Ne pas parler du fait que depuis une semaine, le travail manque cruellement à l’atelier, et que je dessine sous Illustrator, avec les encouragements de mon supérieur… Ni que je n’ose pas enlever mes pantoufles sur le tapis comme elle me propose de le faire, parce que mon vernis hideux est tout écaillé, alors que le sien est parfait, avec de petits diamants au milieu de chaque ongle d’orteil…
Allons manger des Yakitoris
A 17h30 précises, un taxi vert à l’habitacle recouvert de dentelle blanche vient nous chercher, et encore une fois, mon derrière à demi recouvert de jean me fait rougir. Le chauffeur nous dépose très vite devant un minuscule restaurant de yakitori (brochettes de poulet grillé), à mon grand soulagement. Je ne saurais jamais si Mr le Directeur n'avait pas prévu un restaurant gastronomique étoilé tout-à-fait dans le style de sa berline, avant de se raviser devant mon look de fourvoyée et choisir une gargotte plus populaire.
Les cuisiniers sont très gentils, il y en a même un fan des girondins de bordeaux, ah oui vraiment, c'est super mais je ne connais rien au foot désolée. La langue de mes hôtes se délie au fur et à mesure que les pintes s’alignent devant eux. J’apprends alors que ma bonne humeur est remontée jusqu’au patron et que c’est pour cela qu’il a tenu à m’inviter au restaurant. Que ma coupe de cheveux fait pâlir plus d’une employée, à cause de mes boucles naturelles. Ma charmante collègue devient électrique, et me propose de finir la soirée au karaoké.
A ce moment-là, j’ai déjà bu une pinte et deux cocktails très légers. Pour moi qui ne bois jamais, c'est déjà un palmarès respectable. Mais un karaoké au frais du patron, cela ne se refuse pas. Vu l’état d’ébriété de mes compagnons, et du nombre de sujets déjà abordés au fil des brochettes de poulet, je m’attends à ce que la soirée soit bien avancée, et qu’il fasse nuit lorsque nous prenons le chemin du métro.
Il est en fait 19h45. Le soleil se couche à peine.

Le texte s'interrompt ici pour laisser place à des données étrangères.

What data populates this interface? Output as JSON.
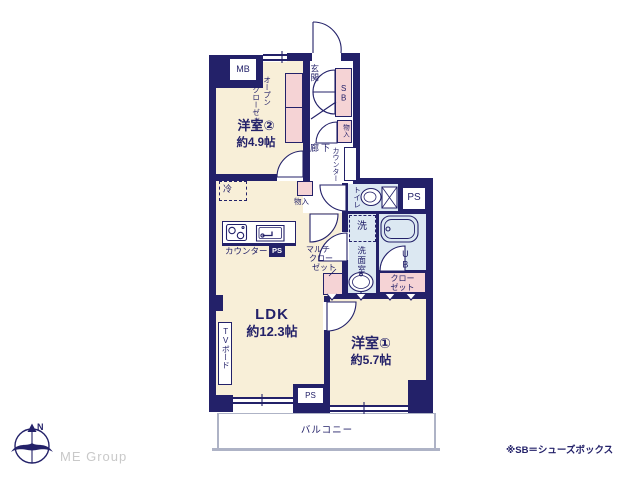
{
  "colors": {
    "navy": "#232169",
    "cream": "#f8efd8",
    "pink": "#f5d3d5",
    "blue": "#dce8f2",
    "white": "#ffffff",
    "logo_gray": "#c9c9c9",
    "balcony_gray": "#aeb3c6"
  },
  "plan": {
    "rooms": {
      "yoshitsu2": {
        "name": "洋室②",
        "size": "約4.9帖"
      },
      "ldk": {
        "name": "LDK",
        "size": "約12.3帖"
      },
      "yoshitsu1": {
        "name": "洋室①",
        "size": "約5.7帖"
      }
    },
    "labels": {
      "mb": "MB",
      "ps": "PS",
      "sb": "SB",
      "ub": "UB",
      "genkan": "玄関",
      "rouka": "廊下",
      "toilet": "トイレ",
      "washroom": "洗面室",
      "washer": "洗",
      "fridge": "冷",
      "monoire": "物入",
      "counter": "カウンター",
      "tv_board": "TVボード",
      "balcony": "バルコニー",
      "open_closet_1": "オープン",
      "open_closet_2": "クローゼット",
      "multi_closet_1": "マルチ",
      "multi_closet_2": "クロー",
      "multi_closet_3": "ゼット",
      "closet_1": "クロー",
      "closet_2": "ゼット"
    }
  },
  "footer": {
    "compass_label": "N",
    "logo_text": "ME Group",
    "note": "※SB＝シューズボックス"
  }
}
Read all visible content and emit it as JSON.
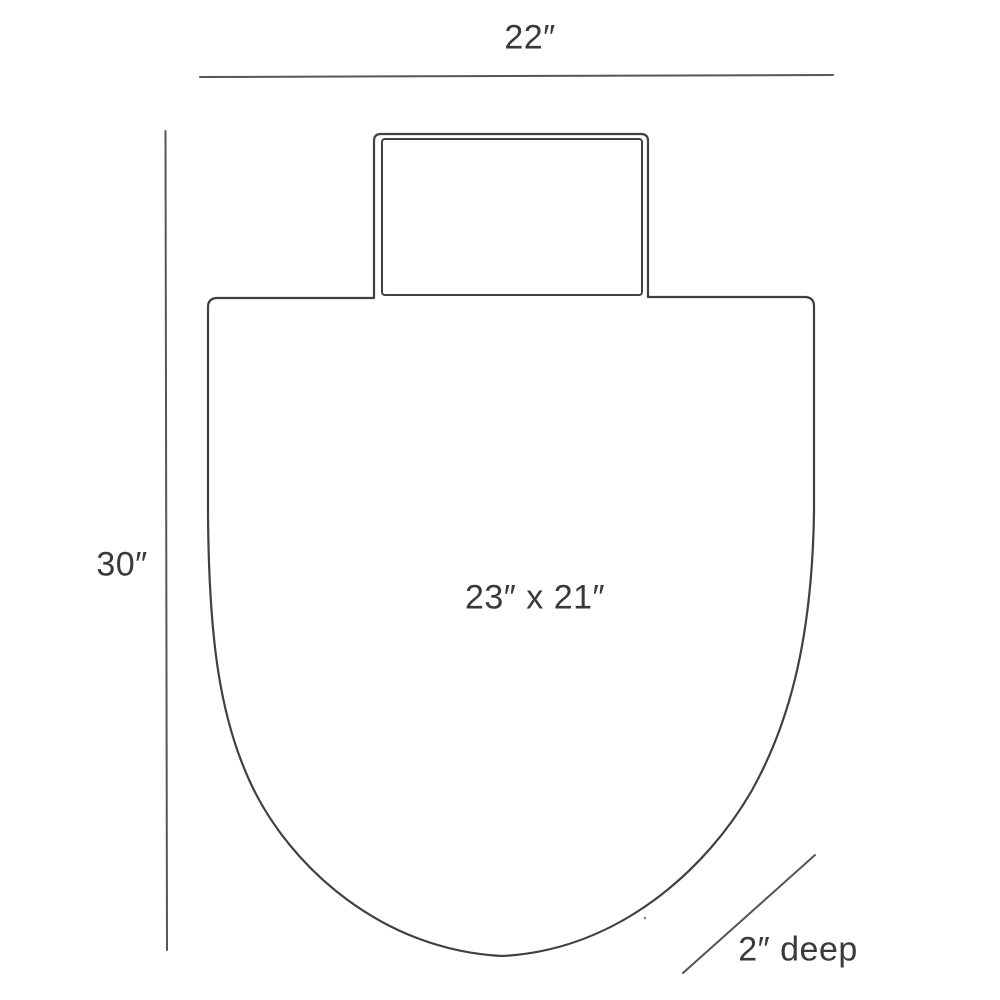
{
  "diagram": {
    "kind": "product-dimension-drawing",
    "labels": {
      "top_width": "22″",
      "left_height": "30″",
      "center_size": "23″ x 21″",
      "depth": "2″ deep"
    },
    "colors": {
      "dimension_line": "#555555",
      "outline": "#404040",
      "text": "#3a3a3a",
      "background": "#ffffff"
    }
  }
}
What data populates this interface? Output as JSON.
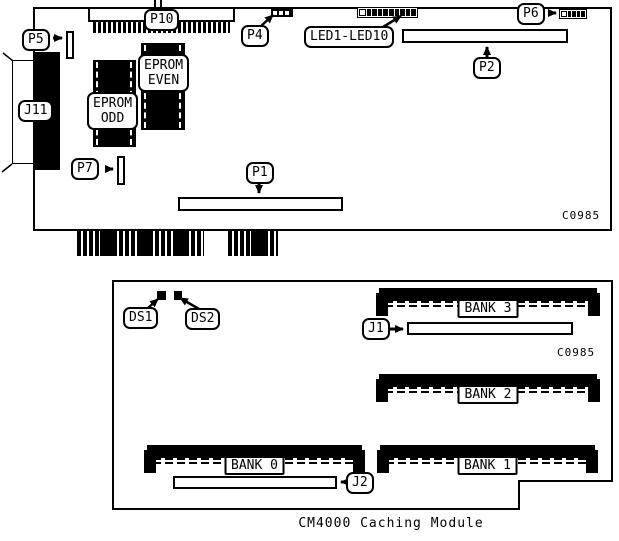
{
  "caption": "CM4000 Caching Module",
  "colors": {
    "ink": "#000000",
    "background": "#ffffff"
  },
  "top_board": {
    "part_code": "C0985",
    "labels": {
      "p5": "P5",
      "p10": "P10",
      "p4": "P4",
      "led_range": "LED1-LED10",
      "p6": "P6",
      "p2": "P2",
      "j11": "J11",
      "p7": "P7",
      "p1": "P1",
      "eprom_even_line1": "EPROM",
      "eprom_even_line2": "EVEN",
      "eprom_odd_line1": "EPROM",
      "eprom_odd_line2": "ODD"
    }
  },
  "bottom_board": {
    "part_code": "C0985",
    "labels": {
      "ds1": "DS1",
      "ds2": "DS2",
      "j1": "J1",
      "j2": "J2",
      "bank0": "BANK 0",
      "bank1": "BANK 1",
      "bank2": "BANK 2",
      "bank3": "BANK 3"
    }
  }
}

Passer la soirée au Karaoké
L'établissement choisi est celui mon quartier. Tant mieux, je pourrais rentrer à pied. Ce qui au vu mon état d'ebriété actuel, risque de s'averer nécéssaire afin de dégriser. Me voilà demandant le coktail le plus léger : On me répond "Lemon Sour". Il y avait de l'alcool là-dedans ?
Le karaoké, c'est mon dada. J'adore épater la galerie avec des tubes japonais des années 80. Je me défoule, on me laisse le micro. L'alcool aidant, le couple commence à se tenir la main et à se regarder avec passion. Ma voix atteint des sommets. Une fois mon répertoire japonais essouflé, j'enchaine avec tous les trucs anglais qui me passent sous le main. Shania twain, U2, Céline Dion…. Tout y passe. Le champion du karaoke de quartier n'a qu'à bien se tenir, Rill est dans la place ! Si je chante faux, je ne m'en rend plus compte. Les amoureux qui s'embrassent non plus. Cela commence à devenir gênant. Dailleurs en y repensant, si javais été japonaise, cela aurait été déplacé depuis plusieurs heures déjà. Mais un micro à la main me rend sourde et aveugle. Puisque c'est tout frais payés, je continue à chanter.
A la fin de la soirée, il ne me reste qu’une centaine de mètres à parcourir afin d’être chez moi. Je marche encore droit, mais ce n’est pas le cas de ma collègue éméchée qui se retient au bas son mari joues rouges et sourire agard. Une bouteille d’eau près du lit, un doliprane et je me suis endormie toute habillée à 22h00. Tu parles d'un record en carton.
A la reprise du travail la semaine prochaine, il faudra que je fasse comme si rien ne s’était passé. Comme si je n’avais jamais vu le PDG embrasser sa femme sur la bouche, comme si je n’avais jamais su qu’elle chantais complètement faux, et comme si elle ne m’avait jamais pris dans ses bras en me susurrant que les hommes japonais étaient trop sérieux et pas assez romantiques.